Sunday, August 21, 2016

LOST Revisited- Season 2, Episode 3 and 4

Season 2, Episodes 3 and 4- “Orientation” and “Everybody Hates Hugo”




Summary:
Locke meets Helen Norwood at an anger management group and they develop a relationship. He is also trying to contact his father, but Helen forces him to choose between the two of them. In the hatch standoff, the computer is shot and Desmond frantically tries to repair it. He shows Jack and Locke the orientation video for the Swan station and the rule for pressing the button every 108 minutes. Sayid manages to repair the computer but Desmond flees for safety. Michael, Jin, and Sawyer are captured by strangers and thrown into a tiger pit, followed by the woman Jack met at the airport, Ana-Lucia, who was in the tail-section. She takes Sawyer’s gun and is brought back up, having been a trick the whole time. Jack finds Desmond and he recognizes Jack from the stadium. Jack and Locke debate about pressing the button and Jack reluctantly participates.

After winning the lottery, Hurley quits his job at Mr. Cluck’s and hangs with his friend Johnny. When people discover Hurley won the lottery, Johnny is hurt that he didn’t tell him. Hurley shows Rose the Swan station and he is responsible for inventorying the food pantry, which agitates him because it will cause friction with the group. He ends up distributing most of it all at once. Claire finds the raft’s bottle of messages. Jack and Sayid explore the Swan and theorize it may have experienced a Chernobyl-like incident. The raft men are pulled out of the tiger pit and introduced to the few survivors of the tail-section at the Arrow station hideout, which includes Rose’s husband Bernard.

Review:

The first two Locke episodes went over like gangbusters, but his backstory got so depressing. The arrival of Helen gives him some hope at least, and even if it doesn’t lead to a grand breakdown like “Walkabout” and “Deux ex Machina” had, it at least prevents the gut-punches from going into diminishing returns. The tiger pit subplot is a bit of stalling, though it presents an interesting scenario when Ana-Lucia is dropped in. Smart viewers will remember her from Exodus, so when she is revealed to be in on the capture, one might consider that she has actually joined the Others. That would present an interesting wrinkle this early in that storyline, but I think most of us had put the pieces together by this point that they were not Others but instead Tailies.

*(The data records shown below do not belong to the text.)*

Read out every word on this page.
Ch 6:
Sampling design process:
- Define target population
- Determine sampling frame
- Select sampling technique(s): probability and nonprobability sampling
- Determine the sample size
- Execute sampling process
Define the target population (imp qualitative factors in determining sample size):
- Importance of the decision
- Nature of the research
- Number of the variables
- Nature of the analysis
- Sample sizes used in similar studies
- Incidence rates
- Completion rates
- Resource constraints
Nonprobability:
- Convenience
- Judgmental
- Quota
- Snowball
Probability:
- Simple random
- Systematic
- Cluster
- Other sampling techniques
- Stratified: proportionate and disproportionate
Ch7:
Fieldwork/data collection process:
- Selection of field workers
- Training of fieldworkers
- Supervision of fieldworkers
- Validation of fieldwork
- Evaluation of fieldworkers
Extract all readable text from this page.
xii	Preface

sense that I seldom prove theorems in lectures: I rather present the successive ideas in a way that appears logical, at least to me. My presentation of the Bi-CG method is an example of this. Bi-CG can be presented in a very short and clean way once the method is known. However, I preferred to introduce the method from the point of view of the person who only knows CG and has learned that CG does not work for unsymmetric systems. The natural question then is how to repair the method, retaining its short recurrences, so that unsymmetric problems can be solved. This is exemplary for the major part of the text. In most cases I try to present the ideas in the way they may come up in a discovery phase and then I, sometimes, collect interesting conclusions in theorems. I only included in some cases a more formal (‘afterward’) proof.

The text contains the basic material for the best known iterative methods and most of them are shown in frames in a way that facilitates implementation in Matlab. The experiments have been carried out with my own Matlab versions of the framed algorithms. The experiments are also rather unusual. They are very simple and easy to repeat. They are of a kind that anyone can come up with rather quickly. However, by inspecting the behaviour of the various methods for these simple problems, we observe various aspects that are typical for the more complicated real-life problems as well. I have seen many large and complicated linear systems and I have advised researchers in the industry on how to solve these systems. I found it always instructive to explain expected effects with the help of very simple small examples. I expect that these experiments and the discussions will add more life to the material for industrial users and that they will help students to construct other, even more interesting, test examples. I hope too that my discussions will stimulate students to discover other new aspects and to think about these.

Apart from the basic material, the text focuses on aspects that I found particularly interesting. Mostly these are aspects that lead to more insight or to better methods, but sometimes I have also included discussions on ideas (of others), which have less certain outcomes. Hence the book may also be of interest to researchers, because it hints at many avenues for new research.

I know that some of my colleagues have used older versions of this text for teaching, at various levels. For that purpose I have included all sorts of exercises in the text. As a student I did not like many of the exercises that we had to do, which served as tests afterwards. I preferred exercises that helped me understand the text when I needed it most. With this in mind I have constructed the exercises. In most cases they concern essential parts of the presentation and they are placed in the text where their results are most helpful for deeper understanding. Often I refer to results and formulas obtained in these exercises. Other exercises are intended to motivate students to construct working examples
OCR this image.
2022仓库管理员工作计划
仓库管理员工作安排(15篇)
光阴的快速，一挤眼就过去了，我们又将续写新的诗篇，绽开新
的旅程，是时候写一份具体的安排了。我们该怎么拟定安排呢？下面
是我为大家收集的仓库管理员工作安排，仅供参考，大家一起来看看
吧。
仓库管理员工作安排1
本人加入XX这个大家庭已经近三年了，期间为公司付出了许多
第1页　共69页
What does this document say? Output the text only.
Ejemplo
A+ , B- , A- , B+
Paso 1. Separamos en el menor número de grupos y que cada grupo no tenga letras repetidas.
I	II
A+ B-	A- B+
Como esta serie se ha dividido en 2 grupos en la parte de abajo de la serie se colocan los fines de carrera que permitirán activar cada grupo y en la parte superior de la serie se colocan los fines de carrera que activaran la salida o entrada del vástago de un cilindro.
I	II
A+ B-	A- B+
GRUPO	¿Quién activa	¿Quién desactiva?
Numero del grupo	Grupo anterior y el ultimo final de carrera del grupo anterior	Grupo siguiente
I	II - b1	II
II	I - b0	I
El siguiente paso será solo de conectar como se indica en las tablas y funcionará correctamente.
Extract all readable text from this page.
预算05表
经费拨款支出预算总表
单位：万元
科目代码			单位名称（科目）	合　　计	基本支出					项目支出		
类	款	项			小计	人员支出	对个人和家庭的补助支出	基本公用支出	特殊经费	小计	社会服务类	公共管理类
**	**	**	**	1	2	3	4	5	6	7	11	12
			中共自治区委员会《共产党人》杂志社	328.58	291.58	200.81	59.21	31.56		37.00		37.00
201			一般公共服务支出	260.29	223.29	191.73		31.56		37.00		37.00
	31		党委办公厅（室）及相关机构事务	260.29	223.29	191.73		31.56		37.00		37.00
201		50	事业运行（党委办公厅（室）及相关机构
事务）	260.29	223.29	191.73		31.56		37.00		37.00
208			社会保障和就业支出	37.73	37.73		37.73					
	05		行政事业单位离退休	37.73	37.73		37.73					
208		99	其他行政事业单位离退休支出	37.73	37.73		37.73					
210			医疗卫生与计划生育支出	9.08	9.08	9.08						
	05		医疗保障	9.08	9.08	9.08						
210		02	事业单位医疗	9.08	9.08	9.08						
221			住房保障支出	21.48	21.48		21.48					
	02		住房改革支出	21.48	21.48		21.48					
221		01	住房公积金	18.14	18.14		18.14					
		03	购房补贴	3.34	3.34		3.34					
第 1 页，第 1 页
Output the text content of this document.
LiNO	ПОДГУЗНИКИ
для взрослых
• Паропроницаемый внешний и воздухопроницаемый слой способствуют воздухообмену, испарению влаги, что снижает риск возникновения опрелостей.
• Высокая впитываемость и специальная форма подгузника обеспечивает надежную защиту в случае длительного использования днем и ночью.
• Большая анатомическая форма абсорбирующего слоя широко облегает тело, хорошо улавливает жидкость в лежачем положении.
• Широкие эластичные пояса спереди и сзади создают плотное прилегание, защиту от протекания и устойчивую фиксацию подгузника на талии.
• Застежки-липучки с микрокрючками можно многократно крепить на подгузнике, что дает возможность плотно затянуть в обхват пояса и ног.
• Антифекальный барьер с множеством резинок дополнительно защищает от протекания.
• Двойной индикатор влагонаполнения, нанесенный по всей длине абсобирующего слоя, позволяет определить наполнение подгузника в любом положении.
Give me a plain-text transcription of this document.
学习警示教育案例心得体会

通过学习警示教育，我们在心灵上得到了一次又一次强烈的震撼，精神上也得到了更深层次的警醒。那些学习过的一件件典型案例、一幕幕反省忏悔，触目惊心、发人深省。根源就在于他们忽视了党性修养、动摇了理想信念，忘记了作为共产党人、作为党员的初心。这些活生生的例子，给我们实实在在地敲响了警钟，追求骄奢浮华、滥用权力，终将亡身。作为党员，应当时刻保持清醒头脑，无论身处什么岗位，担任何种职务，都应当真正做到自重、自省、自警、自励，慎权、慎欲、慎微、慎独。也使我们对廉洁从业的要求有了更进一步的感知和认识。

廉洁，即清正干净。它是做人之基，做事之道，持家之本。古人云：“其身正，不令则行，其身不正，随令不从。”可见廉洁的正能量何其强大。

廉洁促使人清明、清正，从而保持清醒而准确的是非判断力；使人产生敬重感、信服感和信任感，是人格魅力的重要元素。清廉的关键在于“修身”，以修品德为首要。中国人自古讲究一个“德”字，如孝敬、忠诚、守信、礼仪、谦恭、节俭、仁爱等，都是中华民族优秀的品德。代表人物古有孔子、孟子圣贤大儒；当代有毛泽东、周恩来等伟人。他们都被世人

The DHARMA orientation video is a major moment in the show, and it’s probably debatable whether it plays better in retrospect than it did in 2005. Initially it seemed like we had found the key to the island as it posed so many new questions. Knowing what we know now, DHARMA is more of a side-quest, and it tempers Locke’s “The hatch is the answer!” story a little. But with all of the pieces available to us, the video now fits into the tapestry of the show a little easier. Jack’s willingness to accept the button requires some effort from Desmond, but the groundwork was laid just far enough in advance that it doesn’t seem all that forced.

“Everybody Hates Hugo” sees the return of Rose after more than a dozen episodes absent, and officially puts Bernard into play. Rose has been absent since episode 1x12, so the emotional impact of Bernard’s reveal isn’t as strong as it could have been, since she was mostly an afterthought for so long. However, Sam Anderson manages to sell it by making Bernard timid, almost fearful of hearing the answer to his question because he knows what one possibility could be.

Beyond that, there’s not a whole lot to this episode. Hurley wants to shirk responsibility of managing the food because…people will blame him for not being fair about it? I still don’t fully buy the logic, as it seems concocted only to give him a conundrum to solve since it’s his centric episode. It’s propped up by the Johnny story which also doesn’t sit right with me. After the three-episode adventure into the hatch, it’s maddening that our first order of business is to deal with the food. It may make sense from a survival point of view, but there were just so many other things we, as the viewers, could have explored.

Connecting the Dots:

The Swan video presents a whole gift basket of information about DHARMA, as well as the first outright mention of electromagnetism properties. Dr. Chang (masquerading as Marvin Candle) mentions The Incident, and his prosthetic arm is noticeable. Hanso’s ancestors are briefly touched upon in future episodes but the DeGroots are never developed at all, which is unfortunate.

Sayid notes that the insides of the Swan resemble the meltdown at Chernobyl. Considering a nuke was detonated (or at least leaked out) down there a few decades earlier, this all makes much more sense now.

Ranking:

1.      Orientation (7.5/10) (The info-dump on DHARMA is exciting, even if the button-pushing initially seems like too small a payoff for all that buildup.)
2.      Man of Science, Man of Faith (7.5/10)
3.      Everybody Hates Hugo (6.5/10) (An inoffensive episode that doesn’t tap much into the mysteries set up in “Orientation” but it has a nice ending.)